Par message RPVA du 23 janvier 2026, les époux [Z] ont fait part de leur accord pour participer à une médiation judiciaire.
Par message RPVA du 23 janvier 2026, la société QBE EUROPE SA/NV a fait part de son accord pour participer à une médiation judiciaire.
Par message RPVA du 26 janvier 2026, la société MAISONS RVE a fait part de son accord pour participer à une médiation judiciaire.
Par message RPVA du 20 mars 2026, la SMABTP a fait part de son accord pour participer à une médiation judiciaire.
La société CONSTRUCTIONS DE L’ARTOIRE n’est plus représenté suite à sa radiation en date du 18 juillet 2024, elle ne prendra donc pas part à la médiation judiciaire.
La société JSA n’a pas constitué avocat, elle ne prendra donc pas part à la médiation judiciaire.
MOTIFS DE LA DÉCISION
Sur la médiation
Aux termes de l’article 1534 du code de procédure civile, à moins qu’il n’en soit disposé autrement, le juge saisi du litige peut, même en référé, après avoir recueilli l’accord des parties, ordonner une médiation.La médiation peut porter sur tout ou partie du litige. La décision interrompt le délai de péremption de l’instance jusqu’à l’issue de la médiation.
En l’espèce, au cours de la procédure, des possibilités de résolution du litige dans le cadre d’une médiation judiciaire sont apparues. Les parties, par l’intermédiaire de leurs conseils, ont fait connaître leur accord pour la désignation d’un médiateur en vue d’une issue amiable sur tout ou partie des points en litige.

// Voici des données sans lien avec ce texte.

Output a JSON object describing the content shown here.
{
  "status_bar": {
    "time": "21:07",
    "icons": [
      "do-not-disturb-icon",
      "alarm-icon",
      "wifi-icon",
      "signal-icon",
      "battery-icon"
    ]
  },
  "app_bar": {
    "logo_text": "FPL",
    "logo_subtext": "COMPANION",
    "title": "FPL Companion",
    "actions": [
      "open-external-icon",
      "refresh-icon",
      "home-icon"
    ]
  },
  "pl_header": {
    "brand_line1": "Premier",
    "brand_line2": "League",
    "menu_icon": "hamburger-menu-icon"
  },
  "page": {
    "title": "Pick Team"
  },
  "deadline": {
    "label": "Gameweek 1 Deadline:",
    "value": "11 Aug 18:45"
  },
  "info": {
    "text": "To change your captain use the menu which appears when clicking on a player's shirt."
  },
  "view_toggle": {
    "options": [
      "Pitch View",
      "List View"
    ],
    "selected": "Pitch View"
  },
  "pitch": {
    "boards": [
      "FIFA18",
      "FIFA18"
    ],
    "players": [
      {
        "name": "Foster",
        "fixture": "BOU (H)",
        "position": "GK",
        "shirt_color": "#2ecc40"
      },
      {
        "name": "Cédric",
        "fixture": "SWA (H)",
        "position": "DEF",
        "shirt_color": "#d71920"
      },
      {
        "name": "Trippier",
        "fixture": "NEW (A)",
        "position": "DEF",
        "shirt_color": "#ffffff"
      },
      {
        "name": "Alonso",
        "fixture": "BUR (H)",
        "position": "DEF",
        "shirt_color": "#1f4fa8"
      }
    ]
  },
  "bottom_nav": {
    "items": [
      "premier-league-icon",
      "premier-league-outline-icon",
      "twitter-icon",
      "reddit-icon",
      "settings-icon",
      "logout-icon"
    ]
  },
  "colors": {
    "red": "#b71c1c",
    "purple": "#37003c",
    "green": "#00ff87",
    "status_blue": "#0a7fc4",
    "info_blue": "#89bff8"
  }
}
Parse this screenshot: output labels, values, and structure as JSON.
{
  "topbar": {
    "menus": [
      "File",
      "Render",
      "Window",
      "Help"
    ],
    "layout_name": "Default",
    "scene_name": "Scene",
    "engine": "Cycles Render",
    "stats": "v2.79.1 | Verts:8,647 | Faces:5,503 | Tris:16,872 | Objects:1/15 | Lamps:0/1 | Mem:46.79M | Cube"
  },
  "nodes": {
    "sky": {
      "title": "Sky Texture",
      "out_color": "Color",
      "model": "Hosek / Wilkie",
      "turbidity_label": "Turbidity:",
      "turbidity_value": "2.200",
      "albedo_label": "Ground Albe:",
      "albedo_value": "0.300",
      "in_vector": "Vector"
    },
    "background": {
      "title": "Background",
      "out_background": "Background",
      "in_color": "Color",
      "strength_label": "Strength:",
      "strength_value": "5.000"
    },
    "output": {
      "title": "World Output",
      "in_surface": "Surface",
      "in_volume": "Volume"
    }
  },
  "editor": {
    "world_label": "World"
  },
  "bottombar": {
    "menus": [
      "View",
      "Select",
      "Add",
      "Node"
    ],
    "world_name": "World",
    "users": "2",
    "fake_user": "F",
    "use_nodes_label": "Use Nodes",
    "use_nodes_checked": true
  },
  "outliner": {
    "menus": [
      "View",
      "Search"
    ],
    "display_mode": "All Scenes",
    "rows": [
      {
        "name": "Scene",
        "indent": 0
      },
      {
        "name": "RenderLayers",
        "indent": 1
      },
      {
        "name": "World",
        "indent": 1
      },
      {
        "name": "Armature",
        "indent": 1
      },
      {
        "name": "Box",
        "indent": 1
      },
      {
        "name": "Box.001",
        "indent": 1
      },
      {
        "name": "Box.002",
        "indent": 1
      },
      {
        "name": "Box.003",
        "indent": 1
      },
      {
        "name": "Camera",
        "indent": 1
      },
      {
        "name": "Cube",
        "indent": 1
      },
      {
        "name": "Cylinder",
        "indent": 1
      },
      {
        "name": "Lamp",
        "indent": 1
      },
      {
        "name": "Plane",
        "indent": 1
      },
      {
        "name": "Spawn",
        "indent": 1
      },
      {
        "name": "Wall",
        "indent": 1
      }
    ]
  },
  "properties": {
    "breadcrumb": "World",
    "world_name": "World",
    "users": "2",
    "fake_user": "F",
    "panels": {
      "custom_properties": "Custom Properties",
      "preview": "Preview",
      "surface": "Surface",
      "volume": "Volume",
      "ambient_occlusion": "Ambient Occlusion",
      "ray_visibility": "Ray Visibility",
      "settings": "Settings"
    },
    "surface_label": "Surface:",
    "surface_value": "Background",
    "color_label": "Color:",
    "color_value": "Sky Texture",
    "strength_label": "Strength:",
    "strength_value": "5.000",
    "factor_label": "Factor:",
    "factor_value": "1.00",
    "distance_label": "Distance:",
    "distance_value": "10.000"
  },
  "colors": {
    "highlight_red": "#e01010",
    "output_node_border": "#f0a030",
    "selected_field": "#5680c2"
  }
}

Les parties en étant d’accord, une médiation sera donc ordonnée entre les époux [Z] et les sociétés MAISONS RVE, QBE EUROPE SA/NV et la SMABTP en qualité d’assureur de SOVARIA et de VB TERRASSEMENT, afin de les aider à trouver un accord au conflit qui les oppose.
Cette mesure sera confiée à madame [K] [Y] [R].
Il est rappelé qu’en application des articles 1535-3 à 1535-5 du code de procédure civile, la médiation ne dessaisit pas le juge qui, dans le cadre du contrôle de la mesure, peut être saisi de toute difficulté et mettre fin à la mission du médiateur à la demande de ce dernier et/ou des parties ou s’il estime que les circonstances l’imposent.
Aux termes de l’art-icle 1534-4 du code de procédure civile, la durée initiale de la mission de médiation ne peut excéder cinq mois. Cette durée court à compter du jour où la provision à valoir sur la rémunération du médiateur est versée entre les mains de ce dernier. La mission peut être prolongée une fois, pour une durée de trois mois, à la demande du médiateur.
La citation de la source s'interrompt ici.